Despite the numbers of strikers and the level of conflict, the unions were in a poor bargaining position. By the end of the year, the railroads had been able to replace the strikers and were operating normally.

The strikers' position had been undermined by an economic slowdown in rail traffic, which increased the available labor pool. In addition, the union engineers, firemen, and brakemen cooperated with the company and strikebreakers, keeping the railroads functioning. These were dubbed "union scabs", a phrase that inspired the Joe Hill song Casey Jones—the Union Scab, written for this strike.

Resistance continued. Back in McComb, Mississippi, on January 17, 1912, five black strikebreakers were shot while walking down a road. Three were killed. On January 25, a striking car inspector named Ed Lefevre was shot to death in Mojave, California; several guards were arrested but no one charged. There were at least seven incidents of attempted sabotage with dynamite, and elevated numbers of accidents along the lines.

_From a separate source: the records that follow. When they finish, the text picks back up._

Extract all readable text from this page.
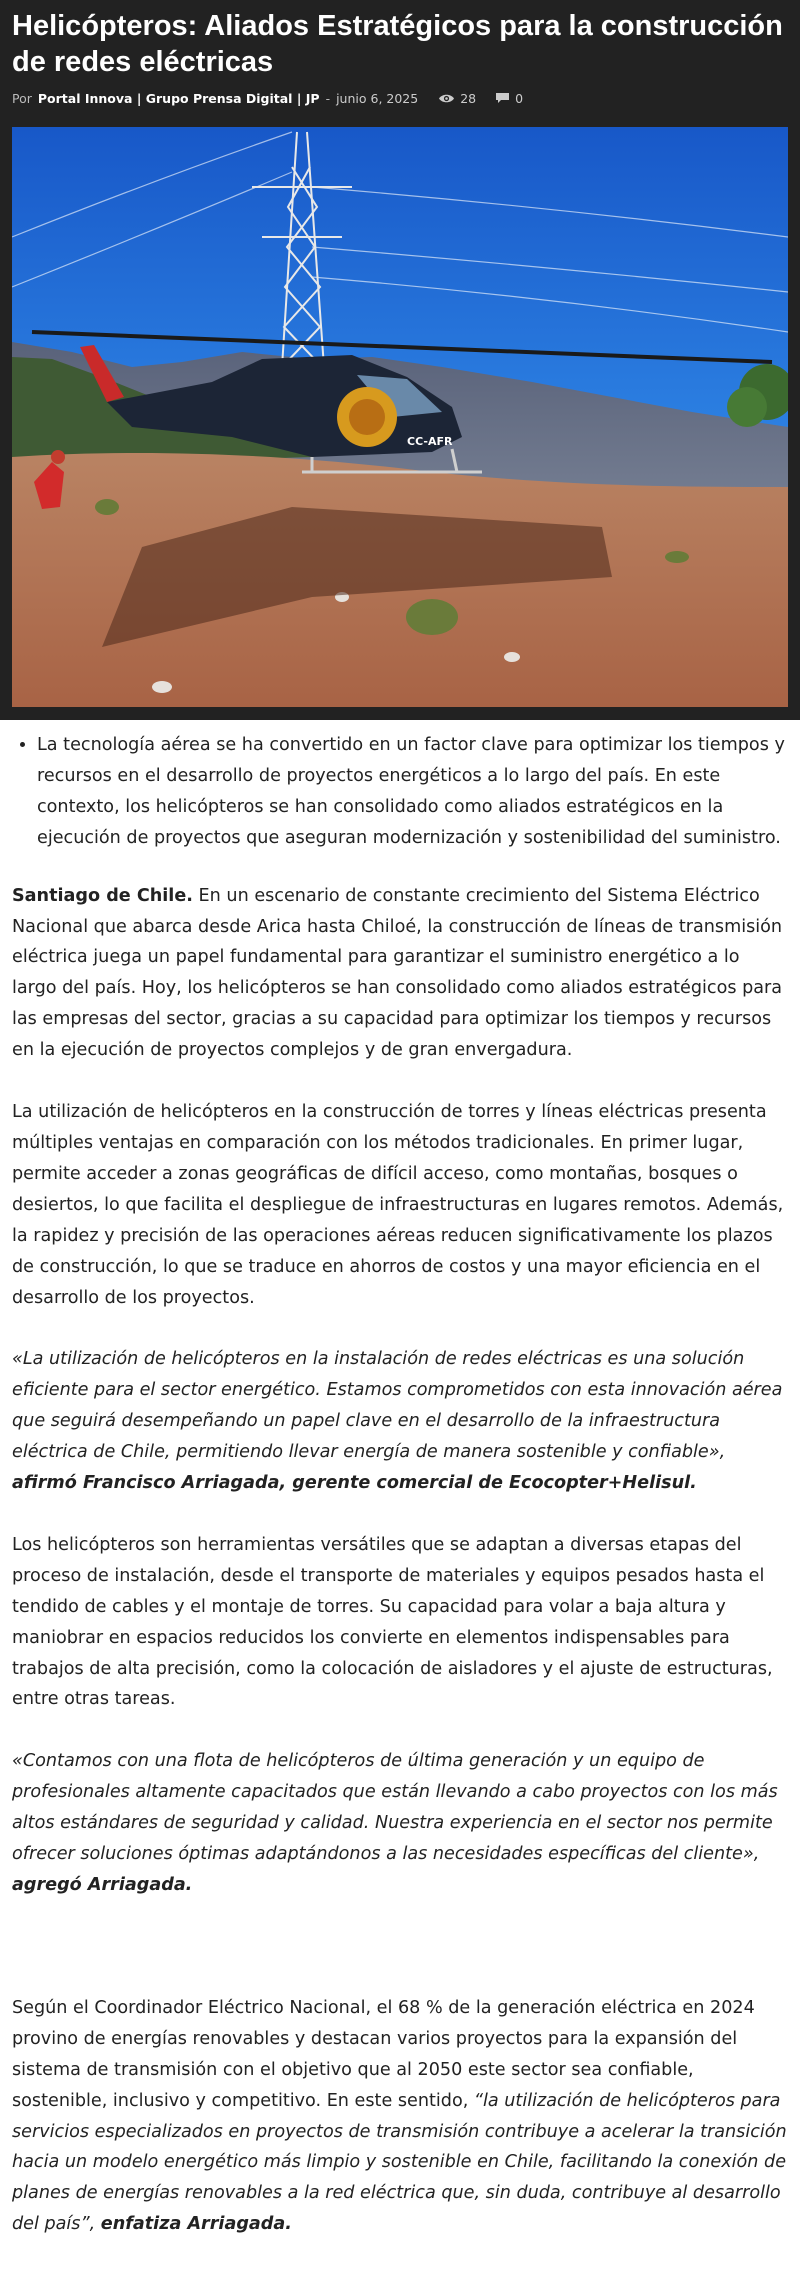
Helicópteros: Aliados Estratégicos para la construcción de redes eléctricas
Por Portal Innova | Grupo Prensa Digital | JP - junio 6, 2025	28	0
CC-AFR
• La tecnología aérea se ha convertido en un factor clave para optimizar los tiempos y recursos en el desarrollo de proyectos energéticos a lo largo del país. En este contexto, los helicópteros se han consolidado como aliados estratégicos en la ejecución de proyectos que aseguran modernización y sostenibilidad del suministro.

Santiago de Chile. En un escenario de constante crecimiento del Sistema Eléctrico Nacional que abarca desde Arica hasta Chiloé, la construcción de líneas de transmisión eléctrica juega un papel fundamental para garantizar el suministro energético a lo largo del país. Hoy, los helicópteros se han consolidado como aliados estratégicos para las empresas del sector, gracias a su capacidad para optimizar los tiempos y recursos en la ejecución de proyectos complejos y de gran envergadura.

La utilización de helicópteros en la construcción de torres y líneas eléctricas presenta múltiples ventajas en comparación con los métodos tradicionales. En primer lugar, permite acceder a zonas geográficas de difícil acceso, como montañas, bosques o desiertos, lo que facilita el despliegue de infraestructuras en lugares remotos. Además, la rapidez y precisión de las operaciones aéreas reducen significativamente los plazos de construcción, lo que se traduce en ahorros de costos y una mayor eficiencia en el desarrollo de los proyectos.

«La utilización de helicópteros en la instalación de redes eléctricas es una solución eficiente para el sector energético. Estamos comprometidos con esta innovación aérea que seguirá desempeñando un papel clave en el desarrollo de la infraestructura eléctrica de Chile, permitiendo llevar energía de manera sostenible y confiable»,
afirmó Francisco Arriagada, gerente comercial de Ecocopter+Helisul.

Los helicópteros son herramientas versátiles que se adaptan a diversas etapas del proceso de instalación, desde el transporte de materiales y equipos pesados hasta el tendido de cables y el montaje de torres. Su capacidad para volar a baja altura y maniobrar en espacios reducidos los convierte en elementos indispensables para trabajos de alta precisión, como la colocación de aisladores y el ajuste de estructuras, entre otras tareas.

«Contamos con una flota de helicópteros de última generación y un equipo de profesionales altamente capacitados que están llevando a cabo proyectos con los más altos estándares de seguridad y calidad. Nuestra experiencia en el sector nos permite ofrecer soluciones óptimas adaptándonos a las necesidades específicas del cliente»,
agregó Arriagada.

Según el Coordinador Eléctrico Nacional, el 68 % de la generación eléctrica en 2024 provino de energías renovables y destacan varios proyectos para la expansión del sistema de transmisión con el objetivo que al 2050 este sector sea confiable, sostenible, inclusivo y competitivo. En este sentido, “la utilización de helicópteros para servicios especializados en proyectos de transmisión contribuye a acelerar la transición hacia un modelo energético más limpio y sostenible en Chile, facilitando la conexión de planes de energías renovables a la red eléctrica que, sin duda, contribuye al desarrollo del país”, enfatiza Arriagada.
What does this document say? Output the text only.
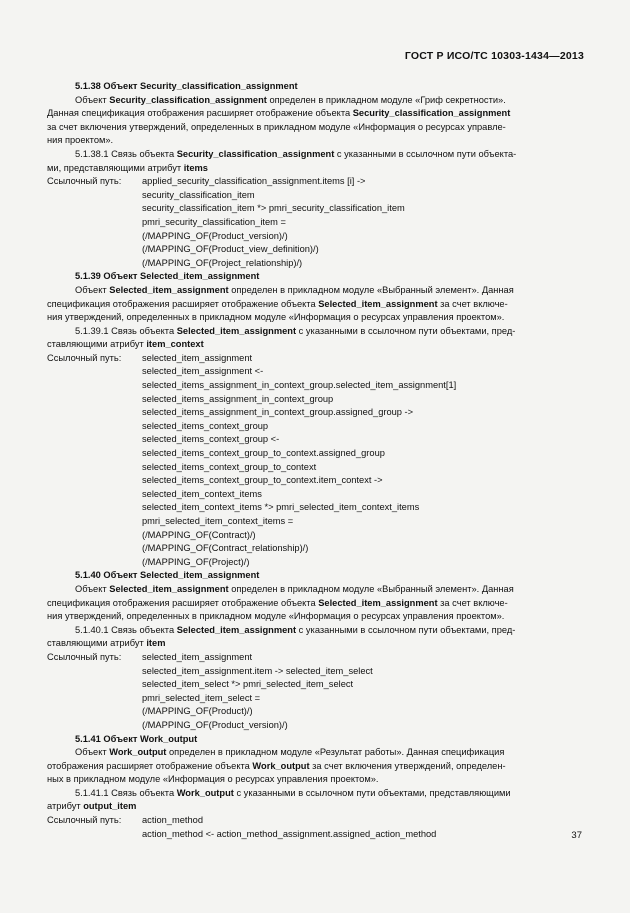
ГОСТ Р ИСО/ТС 10303-1434—2013
5.1.38 Объект Security_classification_assignment
Объект Security_classification_assignment определен в прикладном модуле «Гриф секретности».
Данная спецификация отображения расширяет отображение объекта Security_classification_assignment
за счет включения утверждений, определенных в прикладном модуле «Информация о ресурсах управле-
ния проектом».
5.1.38.1 Связь объекта Security_classification_assignment с указанными в ссылочном пути объекта-
ми, представляющими атрибут items
Ссылочный путь: applied_security_classification_assignment.items [i] ->
security_classification_item
security_classification_item *> pmri_security_classification_item
pmri_security_classification_item =
(/MAPPING_OF(Product_version)/)
(/MAPPING_OF(Product_view_definition)/)
(/MAPPING_OF(Project_relationship)/)
5.1.39 Объект Selected_item_assignment
Объект Selected_item_assignment определен в прикладном модуле «Выбранный элемент». Данная
спецификация отображения расширяет отображение объекта Selected_item_assignment за счет включе-
ния утверждений, определенных в прикладном модуле «Информация о ресурсах управления проектом».
5.1.39.1 Связь объекта Selected_item_assignment с указанными в ссылочном пути объектами, пред-
ставляющими атрибут item_context
Ссылочный путь: selected_item_assignment
selected_item_assignment <-
selected_items_assignment_in_context_group.selected_item_assignment[1]
selected_items_assignment_in_context_group
selected_items_assignment_in_context_group.assigned_group ->
selected_items_context_group
selected_items_context_group <-
selected_items_context_group_to_context.assigned_group
selected_items_context_group_to_context
selected_items_context_group_to_context.item_context ->
selected_item_context_items
selected_item_context_items *> pmri_selected_item_context_items
pmri_selected_item_context_items =
(/MAPPING_OF(Contract)/)
(/MAPPING_OF(Contract_relationship)/)
(/MAPPING_OF(Project)/)
5.1.40 Объект Selected_item_assignment
Объект Selected_item_assignment определен в прикладном модуле «Выбранный элемент». Данная
спецификация отображения расширяет отображение объекта Selected_item_assignment за счет включе-
ния утверждений, определенных в прикладном модуле «Информация о ресурсах управления проектом».
5.1.40.1 Связь объекта Selected_item_assignment с указанными в ссылочном пути объектами, пред-
ставляющими атрибут item
Ссылочный путь: selected_item_assignment
selected_item_assignment.item -> selected_item_select
selected_item_select *> pmri_selected_item_select
pmri_selected_item_select =
(/MAPPING_OF(Product)/)
(/MAPPING_OF(Product_version)/)
5.1.41 Объект Work_output
Объект Work_output определен в прикладном модуле «Результат работы». Данная спецификация
отображения расширяет отображение объекта Work_output за счет включения утверждений, определен-
ных в прикладном модуле «Информация о ресурсах управления проектом».
5.1.41.1 Связь объекта Work_output с указанными в ссылочном пути объектами, представляющими
атрибут output_item
Ссылочный путь: action_method
action_method <- action_method_assignment.assigned_action_method	37
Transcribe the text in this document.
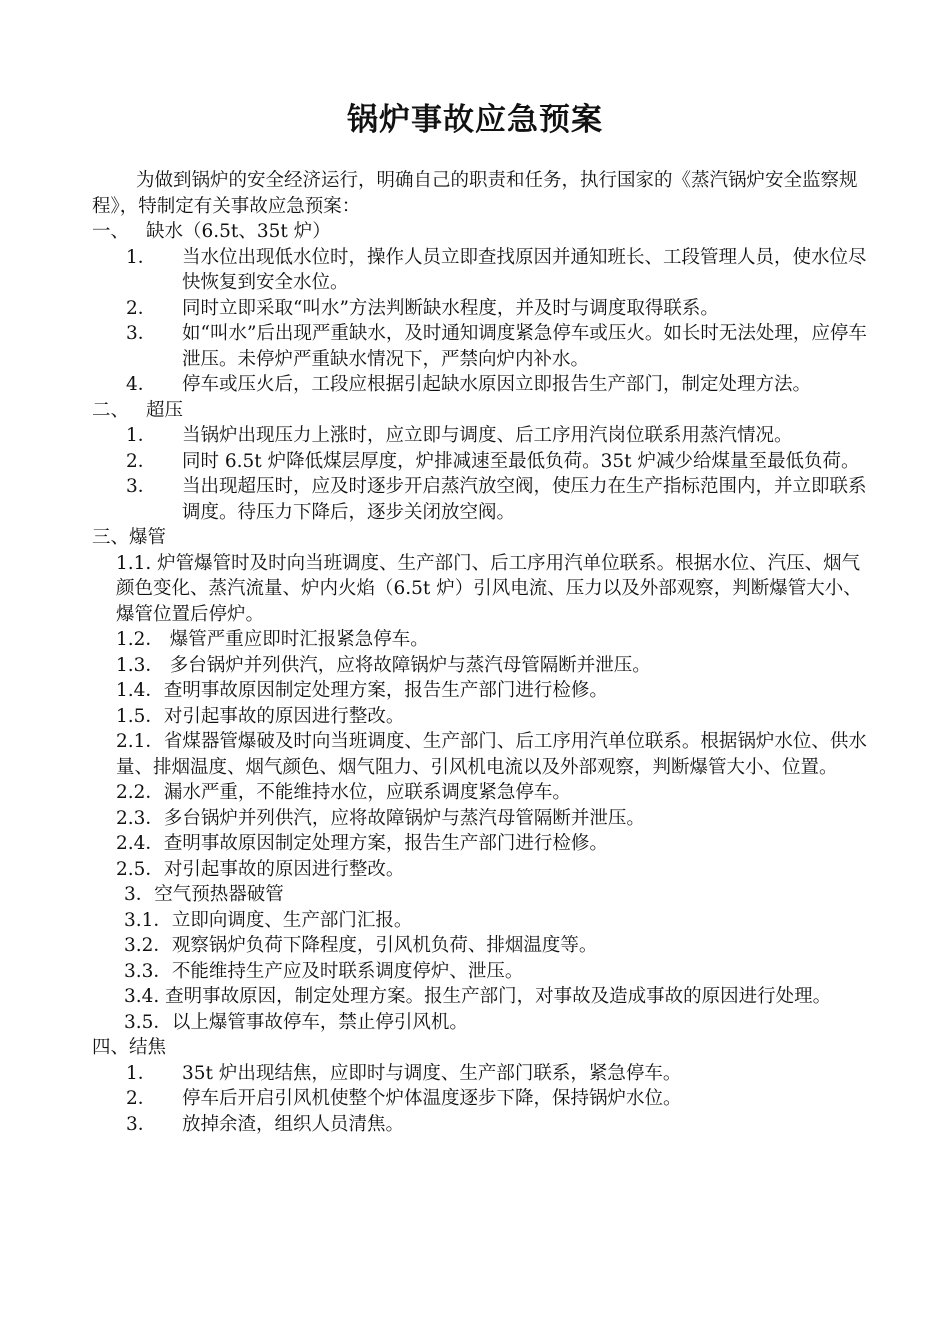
锅炉事故应急预案

为做到锅炉的安全经济运行，明确自己的职责和任务，执行国家的《蒸汽锅炉安全监察规程》，特制定有关事故应急预案：

一、 缺水（6.5t、35t 炉）

1． 当水位出现低水位时，操作人员立即查找原因并通知班长、工段管理人员，使水位尽快恢复到安全水位。

2． 同时立即采取“叫水”方法判断缺水程度，并及时与调度取得联系。

3． 如“叫水”后出现严重缺水，及时通知调度紧急停车或压火。如长时无法处理，应停车泄压。未停炉严重缺水情况下，严禁向炉内补水。

4． 停车或压火后，工段应根据引起缺水原因立即报告生产部门，制定处理方法。

二、 超压

1． 当锅炉出现压力上涨时，应立即与调度、后工序用汽岗位联系用蒸汽情况。

2． 同时 6.5t 炉降低煤层厚度，炉排减速至最低负荷。35t 炉减少给煤量至最低负荷。

3． 当出现超压时，应及时逐步开启蒸汽放空阀，使压力在生产指标范围内，并立即联系调度。待压力下降后，逐步关闭放空阀。

三、爆管

1.1. 炉管爆管时及时向当班调度、生产部门、后工序用汽单位联系。根据水位、汽压、烟气颜色变化、蒸汽流量、炉内火焰（6.5t 炉）引风电流、压力以及外部观察，判断爆管大小、爆管位置后停炉。

1.2． 爆管严重应即时汇报紧急停车。

1.3． 多台锅炉并列供汽，应将故障锅炉与蒸汽母管隔断并泄压。

1.4．查明事故原因制定处理方案，报告生产部门进行检修。

1.5．对引起事故的原因进行整改。

2.1．省煤器管爆破及时向当班调度、生产部门、后工序用汽单位联系。根据锅炉水位、供水量、排烟温度、烟气颜色、烟气阻力、引风机电流以及外部观察，判断爆管大小、位置。

2.2．漏水严重，不能维持水位，应联系调度紧急停车。

2.3．多台锅炉并列供汽，应将故障锅炉与蒸汽母管隔断并泄压。

2.4．查明事故原因制定处理方案，报告生产部门进行检修。

2.5．对引起事故的原因进行整改。

3．空气预热器破管

3.1．立即向调度、生产部门汇报。

3.2．观察锅炉负荷下降程度，引风机负荷、排烟温度等。

3.3．不能维持生产应及时联系调度停炉、泄压。

3.4. 查明事故原因，制定处理方案。报生产部门，对事故及造成事故的原因进行处理。

3.5．以上爆管事故停车，禁止停引风机。

四、结焦

1． 35t 炉出现结焦，应即时与调度、生产部门联系，紧急停车。

2． 停车后开启引风机使整个炉体温度逐步下降，保持锅炉水位。

3． 放掉余渣，组织人员清焦。
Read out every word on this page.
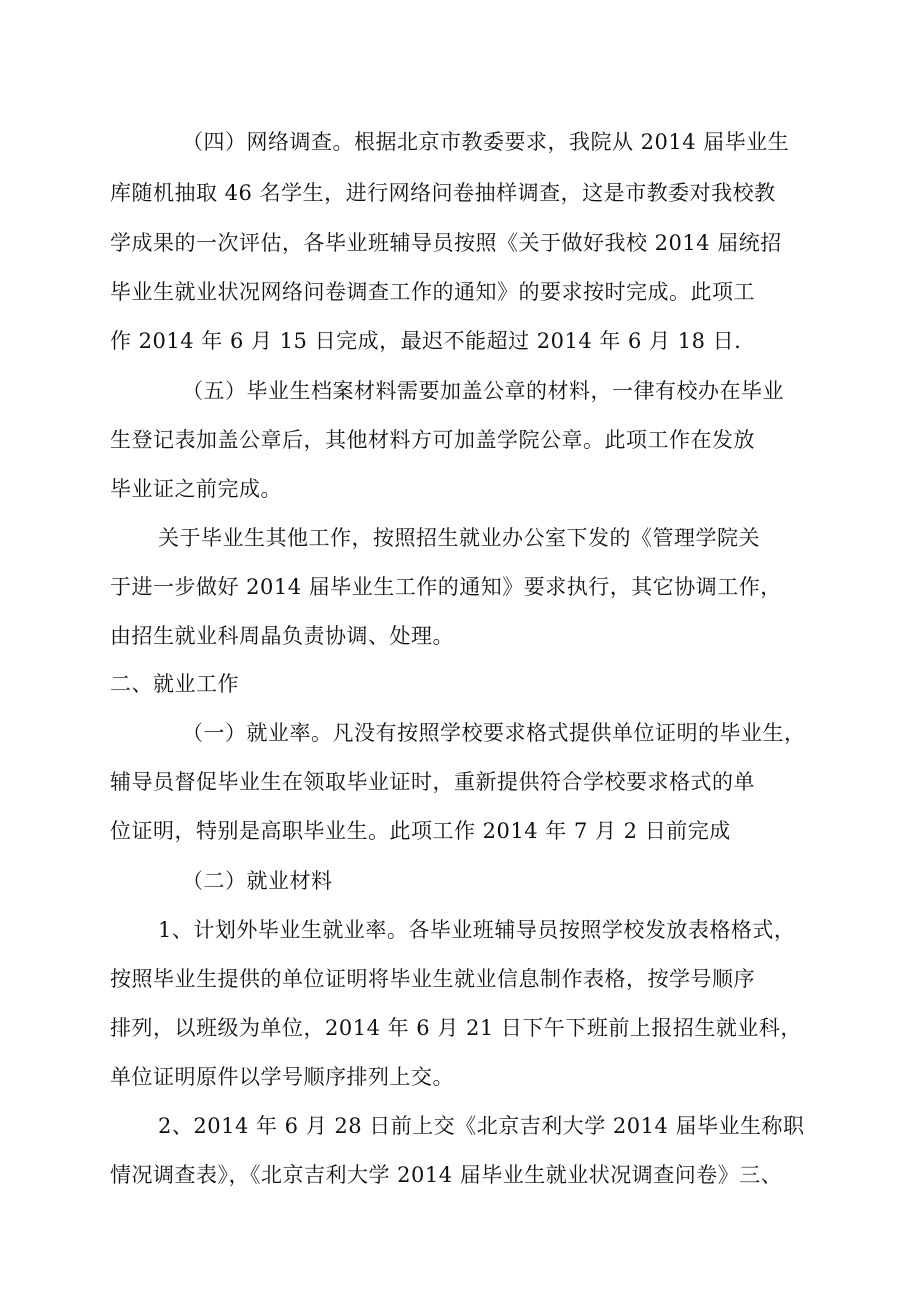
（四）网络调查。根据北京市教委要求，我院从 2014 届毕业生
库随机抽取 46 名学生，进行网络问卷抽样调查，这是市教委对我校教
学成果的一次评估，各毕业班辅导员按照《关于做好我校 2014 届统招
毕业生就业状况网络问卷调查工作的通知》的要求按时完成。此项工
作 2014 年 6 月 15 日完成，最迟不能超过 2014 年 6 月 18 日.
（五）毕业生档案材料需要加盖公章的材料，一律有校办在毕业
生登记表加盖公章后，其他材料方可加盖学院公章。此项工作在发放
毕业证之前完成。
关于毕业生其他工作，按照招生就业办公室下发的《管理学院关
于进一步做好 2014 届毕业生工作的通知》要求执行，其它协调工作，
由招生就业科周晶负责协调、处理。
二、就业工作
（一）就业率。凡没有按照学校要求格式提供单位证明的毕业生，
辅导员督促毕业生在领取毕业证时，重新提供符合学校要求格式的单
位证明，特别是高职毕业生。此项工作 2014 年 7 月 2 日前完成
（二）就业材料
1、计划外毕业生就业率。各毕业班辅导员按照学校发放表格格式，
按照毕业生提供的单位证明将毕业生就业信息制作表格，按学号顺序
排列，以班级为单位，2014 年 6 月 21 日下午下班前上报招生就业科，
单位证明原件以学号顺序排列上交。
2、2014 年 6 月 28 日前上交《北京吉利大学 2014 届毕业生称职
情况调查表》，《北京吉利大学 2014 届毕业生就业状况调查问卷》三、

The boiler of locomotive #704 exploded in San Antonio, Texas, killing 30 men on March 18, 1912. Sabotage was suspected but never proved in that incident.

Lastly, on December 30, 1913, Carl E. Person, an official of the union System Federation, was lured to an inter-urban station in Clinton, Illinois and assaulted by a strikebreaker named Tony Musser. Person shot him to death. Defended by Frank D. Comerford, Person was acquitted on grounds of self-defense.

As replacement workers became more proficient, public awareness of the strike waned. The A.F.L. discontinued strike benefits at the end of October 1914, and quietly called an end to the strike eight months later. The shopmen would strike again in 1922.